Abstract

This article examines how researchers from the humanities and social sciences have perceived and projected the changing identities of seafarers, ships and localities in ‘Norwegian-owned’ merchant vessels, 1939–2014. Down to the late 1960s, these researchers regarded Norwegian ships and seamen as a part of Norway in international waters, with the national flag flying at the stern. But the shipping crises of the 1970s and 1980s encouraged shipowners to ‘flag out’ their ships in foreign countries, and to resort to manning companies in Hong Kong and the Philippines to recruit seafarers from low-cost countries. This gave the ship and her crew a multinational identity, with Norwegian officers and Filipino or Chinese ratings. Even the researchers’ point of view changed. During the shipping crises, they advocated building up the Norwegian fleet so that it could compete with foreign fleets. Now their aim was not only to understand the ship as a hierarchical work place, but to contend that a more democratic working community on board would foster more efficient and satisfied employees willing to accept a new manning scale with fewer people working harder to compete with low-cost seafarers.
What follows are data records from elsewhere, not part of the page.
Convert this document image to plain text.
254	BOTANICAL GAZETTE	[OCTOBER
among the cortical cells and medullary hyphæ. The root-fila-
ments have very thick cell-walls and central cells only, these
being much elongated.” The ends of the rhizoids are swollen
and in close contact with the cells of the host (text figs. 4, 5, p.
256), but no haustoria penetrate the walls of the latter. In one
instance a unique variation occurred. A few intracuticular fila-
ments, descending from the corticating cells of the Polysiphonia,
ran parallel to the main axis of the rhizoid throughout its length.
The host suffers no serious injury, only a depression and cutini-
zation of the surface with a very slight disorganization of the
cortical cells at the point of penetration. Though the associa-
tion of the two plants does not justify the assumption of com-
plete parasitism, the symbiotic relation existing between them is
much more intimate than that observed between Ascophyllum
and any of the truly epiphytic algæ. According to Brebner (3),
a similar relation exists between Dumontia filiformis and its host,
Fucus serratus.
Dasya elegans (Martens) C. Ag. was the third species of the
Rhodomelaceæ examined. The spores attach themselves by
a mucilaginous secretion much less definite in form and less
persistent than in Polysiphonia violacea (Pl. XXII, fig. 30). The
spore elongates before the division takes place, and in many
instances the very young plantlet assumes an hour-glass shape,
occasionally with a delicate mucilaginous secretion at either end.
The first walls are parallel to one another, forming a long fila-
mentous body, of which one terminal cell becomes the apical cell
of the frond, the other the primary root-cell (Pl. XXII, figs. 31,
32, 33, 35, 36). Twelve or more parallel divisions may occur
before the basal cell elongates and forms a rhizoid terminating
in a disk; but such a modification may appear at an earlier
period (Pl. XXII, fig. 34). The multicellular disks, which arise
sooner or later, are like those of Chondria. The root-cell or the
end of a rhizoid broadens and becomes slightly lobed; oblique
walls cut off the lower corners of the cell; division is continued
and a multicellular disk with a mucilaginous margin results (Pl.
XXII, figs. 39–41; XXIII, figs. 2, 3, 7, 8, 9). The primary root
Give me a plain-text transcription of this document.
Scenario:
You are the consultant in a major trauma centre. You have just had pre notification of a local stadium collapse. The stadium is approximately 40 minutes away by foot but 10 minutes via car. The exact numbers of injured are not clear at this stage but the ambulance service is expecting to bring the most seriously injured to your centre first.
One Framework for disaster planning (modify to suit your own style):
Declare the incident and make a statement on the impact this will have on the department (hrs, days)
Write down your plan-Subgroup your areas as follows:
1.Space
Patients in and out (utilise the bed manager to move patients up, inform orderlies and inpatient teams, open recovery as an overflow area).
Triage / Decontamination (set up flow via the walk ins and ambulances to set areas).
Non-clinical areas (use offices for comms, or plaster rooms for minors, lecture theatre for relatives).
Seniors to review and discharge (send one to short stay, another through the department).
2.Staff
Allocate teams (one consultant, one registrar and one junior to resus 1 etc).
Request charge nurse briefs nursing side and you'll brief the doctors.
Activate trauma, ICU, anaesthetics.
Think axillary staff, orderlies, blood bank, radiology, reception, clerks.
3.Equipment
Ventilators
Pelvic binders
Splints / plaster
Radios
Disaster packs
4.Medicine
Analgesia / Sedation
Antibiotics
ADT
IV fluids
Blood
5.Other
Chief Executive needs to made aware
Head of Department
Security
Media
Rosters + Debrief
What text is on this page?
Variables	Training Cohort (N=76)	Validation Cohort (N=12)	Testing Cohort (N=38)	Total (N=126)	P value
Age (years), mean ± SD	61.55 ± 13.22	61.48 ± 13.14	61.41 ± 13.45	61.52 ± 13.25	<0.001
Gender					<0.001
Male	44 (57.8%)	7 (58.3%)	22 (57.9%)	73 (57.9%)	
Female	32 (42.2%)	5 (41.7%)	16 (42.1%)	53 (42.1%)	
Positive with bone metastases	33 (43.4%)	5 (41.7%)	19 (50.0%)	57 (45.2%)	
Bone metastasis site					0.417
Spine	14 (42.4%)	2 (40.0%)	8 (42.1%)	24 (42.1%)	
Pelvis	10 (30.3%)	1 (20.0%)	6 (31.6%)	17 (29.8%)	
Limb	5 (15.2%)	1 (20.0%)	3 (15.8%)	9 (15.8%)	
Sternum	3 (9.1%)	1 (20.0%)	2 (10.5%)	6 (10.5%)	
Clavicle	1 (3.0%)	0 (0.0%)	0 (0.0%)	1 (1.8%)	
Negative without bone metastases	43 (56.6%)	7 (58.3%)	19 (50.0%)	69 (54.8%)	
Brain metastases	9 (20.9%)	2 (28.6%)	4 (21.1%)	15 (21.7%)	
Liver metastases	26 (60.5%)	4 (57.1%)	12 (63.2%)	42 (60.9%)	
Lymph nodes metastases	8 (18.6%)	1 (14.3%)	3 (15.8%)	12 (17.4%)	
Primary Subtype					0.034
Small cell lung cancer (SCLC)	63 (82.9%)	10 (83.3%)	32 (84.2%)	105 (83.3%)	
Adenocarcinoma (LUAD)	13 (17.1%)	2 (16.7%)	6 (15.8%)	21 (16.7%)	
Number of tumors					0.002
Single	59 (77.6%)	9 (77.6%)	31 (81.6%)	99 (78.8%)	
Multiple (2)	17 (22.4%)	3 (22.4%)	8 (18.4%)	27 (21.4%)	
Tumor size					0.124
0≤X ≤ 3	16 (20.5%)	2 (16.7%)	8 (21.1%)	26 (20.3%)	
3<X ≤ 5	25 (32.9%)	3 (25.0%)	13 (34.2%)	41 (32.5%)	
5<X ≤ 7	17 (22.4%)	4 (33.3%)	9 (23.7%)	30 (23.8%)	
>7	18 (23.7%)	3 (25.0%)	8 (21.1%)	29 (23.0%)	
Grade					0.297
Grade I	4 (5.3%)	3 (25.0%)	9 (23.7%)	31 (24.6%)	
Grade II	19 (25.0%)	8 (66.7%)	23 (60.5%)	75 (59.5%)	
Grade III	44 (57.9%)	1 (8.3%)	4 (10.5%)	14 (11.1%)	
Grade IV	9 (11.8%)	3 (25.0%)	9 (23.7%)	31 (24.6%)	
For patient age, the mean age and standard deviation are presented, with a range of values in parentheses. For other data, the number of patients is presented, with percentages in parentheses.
But although the Norwegian-owned fleet in Norwegian and foreign registers never had been larger than in 2014, the researchers and the Norwegian Ship Owners’ Association understood that Norwegian shipping was becoming increasingly dependent on new markets, shipbuilding and labour in the Far East. At the same time, the researchers themselves moved to universities in China and the Philippines to undertake ‘action research’ with Asian cadets.